The Department of Commerce has issued a notice of proposed rulemaking (NPRM) that seeks comment on procedures the Secretary of Commerce plans to use to identify, assess and address potential security risks from the information and communications technology and services (ICTS) supply chain. There will be a 30-day comment period about the DOC communications supply chain threat rules.

Executive Order 13873, “Securing the Information and Communications Technology and Services (ICTS) Supply Chain,” issued by President Trump on May 15 gives the Secretary of Commerce the right, in consultation with relevant federal agencies, to prohibit or mitigate ICTS-based transactions deemed to pose “undue risk to ICTS in the United States, to the critical infrastructure or the digital economy in the United States, or an unacceptable risk to national security or to the security and safety of U.S. persons,” according to the Department of Commerce.

DOC Communications Supply Chain Threat Rules
Secretary of Commerce Wilbur Ross has adopted a “case-by-case, fact-specific approach” to choose which transactions must be prohibited or mitigated, the DOC said. He will use assessments developed by the Director of National Intelligence and other approaches in his evaluations.

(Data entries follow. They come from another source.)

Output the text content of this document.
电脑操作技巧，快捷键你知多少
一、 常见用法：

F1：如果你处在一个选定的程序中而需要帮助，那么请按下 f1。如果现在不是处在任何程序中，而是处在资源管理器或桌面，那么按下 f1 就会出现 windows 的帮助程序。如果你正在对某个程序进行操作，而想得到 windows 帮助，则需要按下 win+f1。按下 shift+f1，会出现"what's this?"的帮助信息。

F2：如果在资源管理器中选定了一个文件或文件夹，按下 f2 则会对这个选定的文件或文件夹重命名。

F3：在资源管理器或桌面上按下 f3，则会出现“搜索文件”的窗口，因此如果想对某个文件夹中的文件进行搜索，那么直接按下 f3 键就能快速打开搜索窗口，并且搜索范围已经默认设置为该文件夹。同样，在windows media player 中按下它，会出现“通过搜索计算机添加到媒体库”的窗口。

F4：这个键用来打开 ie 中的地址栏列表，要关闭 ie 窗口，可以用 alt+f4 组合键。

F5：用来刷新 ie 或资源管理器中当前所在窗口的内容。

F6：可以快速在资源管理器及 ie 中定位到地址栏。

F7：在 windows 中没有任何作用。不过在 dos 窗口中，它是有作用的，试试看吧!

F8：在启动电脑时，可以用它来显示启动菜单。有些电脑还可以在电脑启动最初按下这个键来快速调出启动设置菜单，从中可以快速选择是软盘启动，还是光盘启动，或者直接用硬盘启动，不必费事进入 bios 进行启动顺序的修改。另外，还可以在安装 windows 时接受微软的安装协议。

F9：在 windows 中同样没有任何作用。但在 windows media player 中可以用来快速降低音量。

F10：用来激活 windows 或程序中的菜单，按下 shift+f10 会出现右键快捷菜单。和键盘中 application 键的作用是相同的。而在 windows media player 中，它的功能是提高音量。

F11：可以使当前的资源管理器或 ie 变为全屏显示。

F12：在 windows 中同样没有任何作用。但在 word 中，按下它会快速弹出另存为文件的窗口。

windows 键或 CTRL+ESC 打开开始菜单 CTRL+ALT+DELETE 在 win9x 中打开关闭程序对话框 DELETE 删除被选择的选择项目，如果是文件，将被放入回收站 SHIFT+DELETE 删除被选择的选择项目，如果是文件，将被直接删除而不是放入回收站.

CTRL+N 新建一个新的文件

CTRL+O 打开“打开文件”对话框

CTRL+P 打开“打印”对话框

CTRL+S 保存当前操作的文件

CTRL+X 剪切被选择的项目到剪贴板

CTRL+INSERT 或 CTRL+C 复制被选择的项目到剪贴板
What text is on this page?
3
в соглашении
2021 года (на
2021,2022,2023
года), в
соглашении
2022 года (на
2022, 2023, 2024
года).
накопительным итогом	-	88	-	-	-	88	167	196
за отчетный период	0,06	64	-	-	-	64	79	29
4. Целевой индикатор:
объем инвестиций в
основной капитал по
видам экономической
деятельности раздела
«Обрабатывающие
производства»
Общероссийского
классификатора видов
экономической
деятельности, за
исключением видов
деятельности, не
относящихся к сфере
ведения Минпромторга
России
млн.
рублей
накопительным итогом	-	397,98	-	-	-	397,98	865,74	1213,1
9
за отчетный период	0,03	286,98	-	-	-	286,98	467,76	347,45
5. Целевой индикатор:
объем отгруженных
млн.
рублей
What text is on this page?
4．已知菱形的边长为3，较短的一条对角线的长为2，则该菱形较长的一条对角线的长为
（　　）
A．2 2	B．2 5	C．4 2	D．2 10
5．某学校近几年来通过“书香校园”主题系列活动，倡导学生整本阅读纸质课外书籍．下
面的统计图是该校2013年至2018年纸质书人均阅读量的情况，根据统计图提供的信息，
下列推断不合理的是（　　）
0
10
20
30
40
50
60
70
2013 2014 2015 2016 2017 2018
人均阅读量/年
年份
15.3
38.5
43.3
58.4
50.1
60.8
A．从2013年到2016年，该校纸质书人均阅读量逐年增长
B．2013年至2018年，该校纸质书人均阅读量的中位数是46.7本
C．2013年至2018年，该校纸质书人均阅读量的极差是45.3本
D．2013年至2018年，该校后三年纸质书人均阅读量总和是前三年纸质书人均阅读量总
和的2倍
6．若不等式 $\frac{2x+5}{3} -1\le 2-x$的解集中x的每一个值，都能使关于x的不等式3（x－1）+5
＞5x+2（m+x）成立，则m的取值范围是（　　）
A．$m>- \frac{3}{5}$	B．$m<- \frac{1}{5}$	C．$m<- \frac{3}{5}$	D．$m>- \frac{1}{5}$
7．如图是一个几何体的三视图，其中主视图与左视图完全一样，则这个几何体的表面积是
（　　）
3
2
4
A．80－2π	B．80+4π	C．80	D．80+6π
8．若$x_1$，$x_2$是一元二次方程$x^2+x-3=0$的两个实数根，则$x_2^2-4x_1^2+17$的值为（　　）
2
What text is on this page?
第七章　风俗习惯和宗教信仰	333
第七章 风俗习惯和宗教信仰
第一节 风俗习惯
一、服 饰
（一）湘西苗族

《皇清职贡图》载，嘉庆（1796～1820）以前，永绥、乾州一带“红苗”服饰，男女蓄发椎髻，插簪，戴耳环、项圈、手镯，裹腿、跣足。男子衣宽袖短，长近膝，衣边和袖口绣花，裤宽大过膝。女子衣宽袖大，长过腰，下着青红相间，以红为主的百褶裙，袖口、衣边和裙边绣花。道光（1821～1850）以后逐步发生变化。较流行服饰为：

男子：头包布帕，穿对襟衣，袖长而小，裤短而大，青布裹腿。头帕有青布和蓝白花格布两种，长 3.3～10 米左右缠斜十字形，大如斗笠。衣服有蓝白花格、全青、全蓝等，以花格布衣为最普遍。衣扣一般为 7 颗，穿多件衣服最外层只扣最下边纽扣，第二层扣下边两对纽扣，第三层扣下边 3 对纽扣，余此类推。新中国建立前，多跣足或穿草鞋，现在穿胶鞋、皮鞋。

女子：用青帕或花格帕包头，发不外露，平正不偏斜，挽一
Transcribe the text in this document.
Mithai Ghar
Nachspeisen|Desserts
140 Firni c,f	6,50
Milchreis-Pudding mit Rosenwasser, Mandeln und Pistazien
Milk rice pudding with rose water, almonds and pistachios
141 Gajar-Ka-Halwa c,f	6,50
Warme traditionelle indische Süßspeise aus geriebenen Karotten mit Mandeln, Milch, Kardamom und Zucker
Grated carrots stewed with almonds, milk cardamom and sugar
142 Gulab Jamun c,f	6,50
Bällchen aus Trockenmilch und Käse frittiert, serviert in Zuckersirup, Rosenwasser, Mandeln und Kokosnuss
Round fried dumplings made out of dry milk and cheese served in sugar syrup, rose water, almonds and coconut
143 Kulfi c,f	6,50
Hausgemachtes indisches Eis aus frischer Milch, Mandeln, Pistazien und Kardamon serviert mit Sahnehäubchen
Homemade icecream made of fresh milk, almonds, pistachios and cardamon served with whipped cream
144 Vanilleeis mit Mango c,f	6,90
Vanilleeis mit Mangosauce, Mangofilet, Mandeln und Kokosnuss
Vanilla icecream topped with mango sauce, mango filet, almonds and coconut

“These actions will safeguard the Information and Communications Technology Supply Chain,” Ross said in a press release. “These rules demonstrate our commitment to securing the digital economy, while also delivering on President Trump’s commitment to our digital infrastructure.”

The DOC news follows FCC action last week to prevent wireless carriers from receiving funding through the Universal Service Fund (USF) program from spending it on equipment and services from Chinese vendors Huawei and ZTE.

The FCC also adopted a further notice of proposed rulemaking seeking comment on a proposal to require carriers receiving USF funds to remove and replace equipment from the two companies. ZTE and Huawei are accused of having products with backdoors that could enable them to spy on the U.S. It was also found that Huawei devices had an average of 102 known vulnerabilities in testing.